Finding guidelines to ensure fair online political campaigning will be one of the key issues for European policymakers to tackle when devising regulation for digital platforms. In traditional media, paid political communication is typically regulated, recognizing the potential impact that political ads can have on individuals and on societal debates. Paid political communication as a form of political speech seeks to shape opinions on candidates, policies, ideas and issues of public concern that can impact not only individuals, but communities and their legislative agendas. This is fundamentally different from ads seeking to shape buying habits or attitudes towards commercial brands, products and goods.

It has become commonplace for political parties, candidates and movements to use online advertising on social media, video apps, search engine result pages and other digital platforms. Just like in other parts of the world, Europe has witnessed growing expenditures and a growing number of political online advertisers and ads over the past years. While such political ads on large platforms can be helpful to reach niche audiences and mobilize voters, they have also been used in negative campaigning, to demobilize voters, especially minorities, to skew public debates in favor of wealthy advertisers, and to spread disinformation.

So far, political ad rules made for the offline media and information environment have not widely been adapted to deal with the online ad space and its potential dangers related to data-driven, targeted and algorithmically delivered ads. Under public pressure and in the absence of up-to-date regulation, corporate actors have therefore created their own definitions and rules for dealing with paid political communication. These definitions and measures vary considerably across platforms. Some platforms have banned political ads, with some exceptions, while others apply special restrictions. How well and consistently platforms enforce their definitions and rules is crucial, but there are few openings for independent auditing and oversight. This undermines public interest scrutiny of paid political communication online.

The European Union (EU) has the opportunity to address this gap by devising guidelines for paid political communication online. Apart from legislative initiatives in several member states, the European Commission is expected to tackle this issue in two of its flagship tech regulation proposals, the Digital Services Act (DSA) and the European Democracy Action Plan (EDAP). These proposals can be used to establish transparency and accountability standards for paid political communication online. At the core of developing such standards lies the question of how to delineate paid political communication from personal opinions and purely commercial, transactional advertising for goods and services. The lines for this distinction were already blurry in the traditional, offline ad space, but have become even blurrier in the past years as online advertising grew.

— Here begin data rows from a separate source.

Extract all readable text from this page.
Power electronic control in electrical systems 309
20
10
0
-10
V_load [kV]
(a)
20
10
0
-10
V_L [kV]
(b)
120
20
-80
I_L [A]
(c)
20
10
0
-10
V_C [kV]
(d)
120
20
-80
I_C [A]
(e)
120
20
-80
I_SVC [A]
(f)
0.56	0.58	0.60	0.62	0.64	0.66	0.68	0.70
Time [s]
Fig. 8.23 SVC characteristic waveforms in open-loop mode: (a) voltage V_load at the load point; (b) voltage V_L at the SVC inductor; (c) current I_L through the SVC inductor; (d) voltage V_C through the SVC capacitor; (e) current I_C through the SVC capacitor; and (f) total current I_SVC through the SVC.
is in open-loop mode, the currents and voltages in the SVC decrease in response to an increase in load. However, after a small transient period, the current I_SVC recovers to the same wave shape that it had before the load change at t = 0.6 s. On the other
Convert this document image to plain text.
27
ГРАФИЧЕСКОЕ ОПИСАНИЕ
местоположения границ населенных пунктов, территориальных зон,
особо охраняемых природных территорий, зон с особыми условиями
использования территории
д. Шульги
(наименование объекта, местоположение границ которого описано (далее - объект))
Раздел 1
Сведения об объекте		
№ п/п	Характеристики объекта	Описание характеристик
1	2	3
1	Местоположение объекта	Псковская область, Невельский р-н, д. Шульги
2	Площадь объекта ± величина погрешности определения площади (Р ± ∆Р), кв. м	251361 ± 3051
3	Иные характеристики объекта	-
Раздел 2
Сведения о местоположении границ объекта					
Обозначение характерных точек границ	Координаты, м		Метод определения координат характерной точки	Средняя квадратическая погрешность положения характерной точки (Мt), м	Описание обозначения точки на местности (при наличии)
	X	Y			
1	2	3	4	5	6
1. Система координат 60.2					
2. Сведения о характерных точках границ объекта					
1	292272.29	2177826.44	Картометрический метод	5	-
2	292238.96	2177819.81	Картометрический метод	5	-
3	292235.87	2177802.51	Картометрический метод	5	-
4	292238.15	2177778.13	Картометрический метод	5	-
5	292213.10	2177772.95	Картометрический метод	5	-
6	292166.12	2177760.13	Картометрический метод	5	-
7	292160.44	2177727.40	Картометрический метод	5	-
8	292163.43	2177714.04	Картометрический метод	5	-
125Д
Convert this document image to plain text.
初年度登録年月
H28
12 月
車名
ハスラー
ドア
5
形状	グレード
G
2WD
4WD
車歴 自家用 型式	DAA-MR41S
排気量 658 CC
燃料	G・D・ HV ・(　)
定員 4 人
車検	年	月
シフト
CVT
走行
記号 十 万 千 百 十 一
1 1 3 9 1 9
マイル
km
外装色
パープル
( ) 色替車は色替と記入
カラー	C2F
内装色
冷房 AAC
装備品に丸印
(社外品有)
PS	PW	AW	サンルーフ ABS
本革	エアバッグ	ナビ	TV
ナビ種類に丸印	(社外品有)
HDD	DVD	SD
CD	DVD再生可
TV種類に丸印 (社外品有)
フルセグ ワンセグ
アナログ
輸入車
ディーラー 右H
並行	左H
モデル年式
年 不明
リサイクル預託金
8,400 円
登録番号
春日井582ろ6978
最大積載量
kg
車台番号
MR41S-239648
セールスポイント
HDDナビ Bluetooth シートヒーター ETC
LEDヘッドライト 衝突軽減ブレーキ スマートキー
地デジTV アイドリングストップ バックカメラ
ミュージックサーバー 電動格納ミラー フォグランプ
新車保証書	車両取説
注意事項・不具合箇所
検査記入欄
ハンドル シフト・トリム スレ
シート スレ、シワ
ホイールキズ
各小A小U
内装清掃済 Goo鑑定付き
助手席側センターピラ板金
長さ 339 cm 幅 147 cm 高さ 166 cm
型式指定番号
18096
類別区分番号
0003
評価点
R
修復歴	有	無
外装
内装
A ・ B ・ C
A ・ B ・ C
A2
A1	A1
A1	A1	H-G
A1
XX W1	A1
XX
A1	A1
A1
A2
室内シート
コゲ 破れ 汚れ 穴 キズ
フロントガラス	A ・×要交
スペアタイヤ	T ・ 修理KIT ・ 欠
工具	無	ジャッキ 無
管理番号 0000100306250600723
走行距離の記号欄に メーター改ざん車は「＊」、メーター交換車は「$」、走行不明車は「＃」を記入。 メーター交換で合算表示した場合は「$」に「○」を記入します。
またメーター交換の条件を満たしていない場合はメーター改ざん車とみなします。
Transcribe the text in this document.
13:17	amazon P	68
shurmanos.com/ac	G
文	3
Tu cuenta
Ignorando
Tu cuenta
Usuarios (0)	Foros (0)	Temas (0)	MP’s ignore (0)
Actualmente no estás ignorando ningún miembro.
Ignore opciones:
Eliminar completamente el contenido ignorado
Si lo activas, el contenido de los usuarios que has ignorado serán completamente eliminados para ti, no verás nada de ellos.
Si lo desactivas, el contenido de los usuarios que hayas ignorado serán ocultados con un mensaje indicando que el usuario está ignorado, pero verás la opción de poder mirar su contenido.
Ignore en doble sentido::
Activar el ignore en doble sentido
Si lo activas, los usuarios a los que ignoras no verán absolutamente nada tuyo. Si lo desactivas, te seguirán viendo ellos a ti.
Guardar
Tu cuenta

For example, there are now more and different types of advertisers that can be political, such as non-party groups and social media influencers. Advertising is not restricted to elections anymore but happens throughout the entire legislative cycle and covers many issues not related to candidates and elections at all.

In light of the difficulties to determine who qualifies as a “political” advertiser or where the line between ads on social issues and those deemed “political” is, it is more useful to set a mandatory baseline for ad transparency for all online advertising. Online ads rely on personal behavioral data that is used for targeting by advertisers and for algorithmic ad delivery by platforms. To allow public interest scrutiny of this type of advertising, it is necessary and justified to require advertisers and advertising platforms to provide meaningful transparency on their ads. This includes mandatory ad databases, addisclaimers for citizens and advertiser verification mechanisms.

Further measures to ensure accountability and public interest scrutiny might necessitate a clarification as to what political advertising is. To that end, certain core political advertisers should be defined that are always considered political, for instance, political parties, candidates, parliamentary groups and lobby associations. They could face heightened scrutiny for their paid communication, such as financial reporting requirements or spending caps. Actors that are financially or otherwise connected to these core advertisers could be deemed political advertisers on the periphery and in such cases be subject to such additional scrutiny as well. This might apply to social media influencers and non-party campaigns. These definitions would cover a wide range of political advertising online. Issue-based advertising, however, might fall out of the scope of this approach, even though it is an important facet of online political advertising. This could be addressed by mandating meaningful labeling and self-reporting options at platforms, so that advertisers can flag their paid messages as political. While leaving some uncertainty, this is preferrable to companies or governments deciding on their own what content is “political” and thus subject to political ad rules.